A Member suggested that more consultation should be undertaken with businesses in and around Bank Junction and there should be robust engagement with TfL. An Officer stated that engagement from businesses would be welcomed the engagement, however, there had been a reluctance by businesses and commercial organisations to come forward with their views. The Officer also stated that robust engagement had taken place, and would continue to take place, with TfL.
A Member commented that the City of London was well served by a number of tube stations, mainline stations and bus routes. She stated that TfL had been updating stations with lifts, escalators and new entrances at Bank itself and the City was being more accessible. In response by a comment from Deputy Thompson that TfL had closed two lines on the day of the Lord Mayor’s Show without consultation, the Member stated that she had been advised by TfL that this was unavoidable as the works were critical. She stated the importance of looking at the impact on the bus journeys in the modelling because these were affordable and accessible and many people used them to travel in and out of the City in the very early morning and at night. She stated that consultation should be fair and suggested that modelling should also include what would happen if traffic was taken out of Bank junction at weekends. An Officer stated that the more modelling and testing that took place, the longer time it would take and advised that Officers would be reluctant to do this unless instructed to do so by the Committee.
In response to the Chairman’s suggestion that reduced journey times would reduce emissions and could be an argument to put to TfL alongside the accessibility work, an Officer stated that improving air quality and emissions at Bank Junction was part of the original ambition for the scheme. There was a balance between the organisation's different broader strategic objectives e.g. accessibility, transport strategy, climate action, Destination City, and they did not always perfectly align. Therefore all the information would be brought together for Members to make a considered decision.

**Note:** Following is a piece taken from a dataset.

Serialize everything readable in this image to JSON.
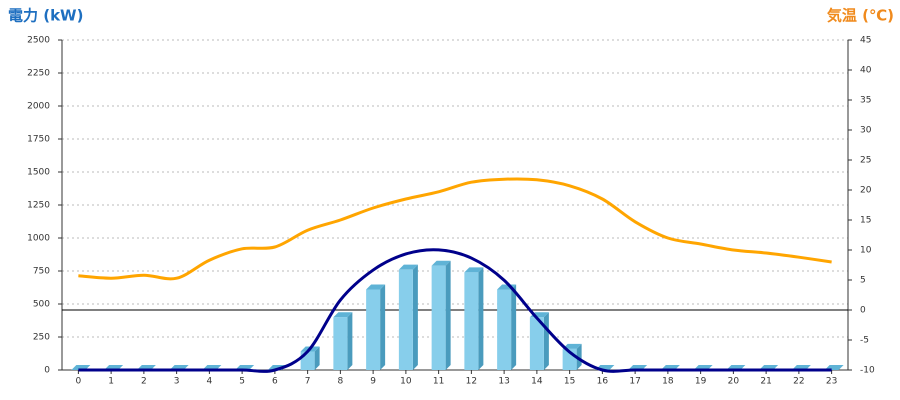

Having fully debated the application, the Chairman asked Members to vote on Recommendation B (the Officer’s recommended Option).
Votes were cast as follows: IN FAVOUR – 22 Votes
OPPOSED – 1 Vote
There was 1 abstention.
The recommended Option B was therefore carried.
RESOLVED – That Members of the Committee
1. Note the contents of the report.
2. Endorse Option B: To immediately restart the modelling of the traffic impacts, running this work in parallel with the data collection and analysis. (Recommended)
3. Agree on the basis of recommendation 2 that this report is referred to the Court of Common Council for consideration.